Ukrainian commander Valeriy Zaluzhnyi with other generals during the counteroffensive against Russia, in an image from video released June 19. (Commander-in-Chief of Ukraine's Armed Forces via Reuters)

It is not entirely clear if the fighting around Novoprokopivka and Verbove has allowed the Ukrainians to fully or only partially penetrate the Russian defenses there.

“Contrary to the 'armchair experts,' the Ukrainian Armed Forces have only approached the first line of enemy defense,” read a Telegram post on an account purportedly belonging to the 46 Air Mobile Brigade, which is involved in the fighting in Zaporizhzhia. “The fighting is not behind the occupiers' defense line — there is no need to hype this.”

In Thursday’s assessment of battlefield dynamics, the Institute for the Study of War confirmed that Ukrainian forces had made advances around Verbove but had failed to decisively rout the Russians there.

Read more from Kyiv Independent: General Staff: Ukrainian forces continue advance south of Robotyne

What lies ahead?

Volodymyr Zelensky stands near people wearing camouflage fatigues.
Ukrainian President Volodymyr Zelensky in the town of Izium, liberated by Ukrainian forces during an earlier counteroffensive, Sept. 14, 2022. (Ukrainian presidential press service handout via Reuters)

Along with Zaporizhzhia, Russia controls three regions in eastern Ukraine: Luhansk, Donetsk and Kherson. Those four territories were formally — and illegally — annexed by the Kremlin last year.
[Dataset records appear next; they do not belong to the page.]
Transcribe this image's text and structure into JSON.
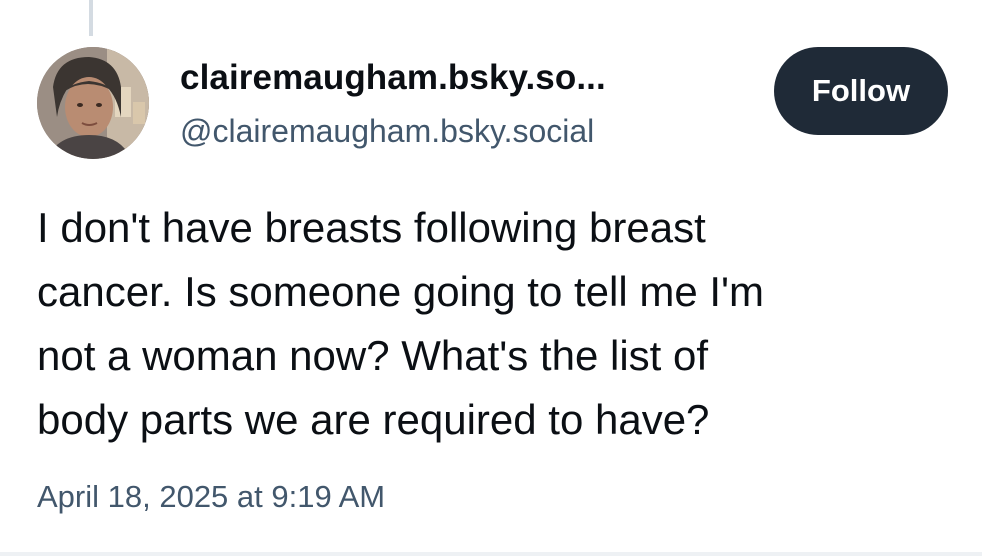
{
  "post": {
    "author": {
      "display_name": "clairemaugham.bsky.so...",
      "handle": "@clairemaugham.bsky.social",
      "avatar_icon": "avatar-photo"
    },
    "follow_label": "Follow",
    "text_lines": [
      "I don't have breasts following breast",
      "cancer. Is someone going to tell me I'm",
      "not a woman now? What's the list of",
      "body parts we are required to have?"
    ],
    "timestamp": "April 18, 2025 at 9:19 AM"
  },
  "colors": {
    "text_primary": "#0b0f14",
    "text_secondary": "#42576c",
    "follow_button_bg": "#1f2a37",
    "follow_button_text": "#ffffff",
    "thread_line": "#d4dbe2"
  }
}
Ukrainian President Volodymyr Zelensky has said he wants all the land Russia has seized — both in the current war, which began in 2022, and in an initial, more limited foray eight years earlier. To restore Ukraine’s pre-2014 borders, however, Zelensky would have to reclaim the four annexed territories while also retaking the Crimean peninsula.
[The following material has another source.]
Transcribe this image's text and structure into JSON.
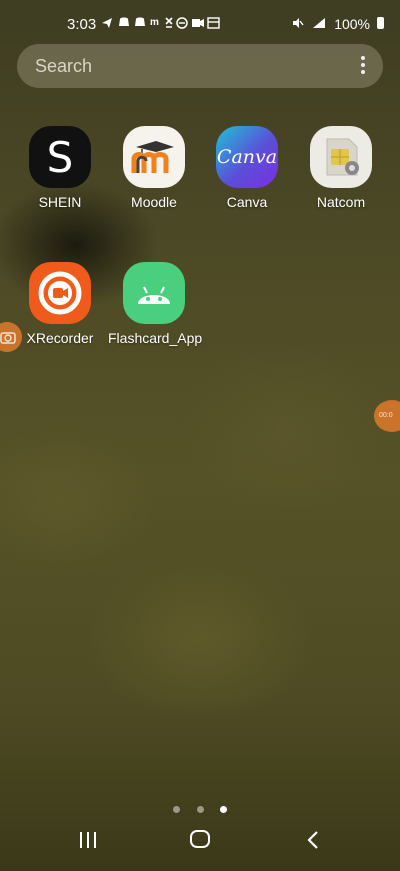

Few think the current counteroffensive will achieve such grand ambitions. But some believe that the Ukrainian forces have been underestimated.

War does not proceed in a linear fashion,” retired Gen. David Petraeus and military scholar Frederick W. Kagan recently wrote in the Washington Post. “Defenders can hold for a long time and then suddenly break, allowing an attacker to make rapid gains before the defense solidifies further to the rear. The Ukrainians aim to generate exactly this effect — and there is reason to think they can.”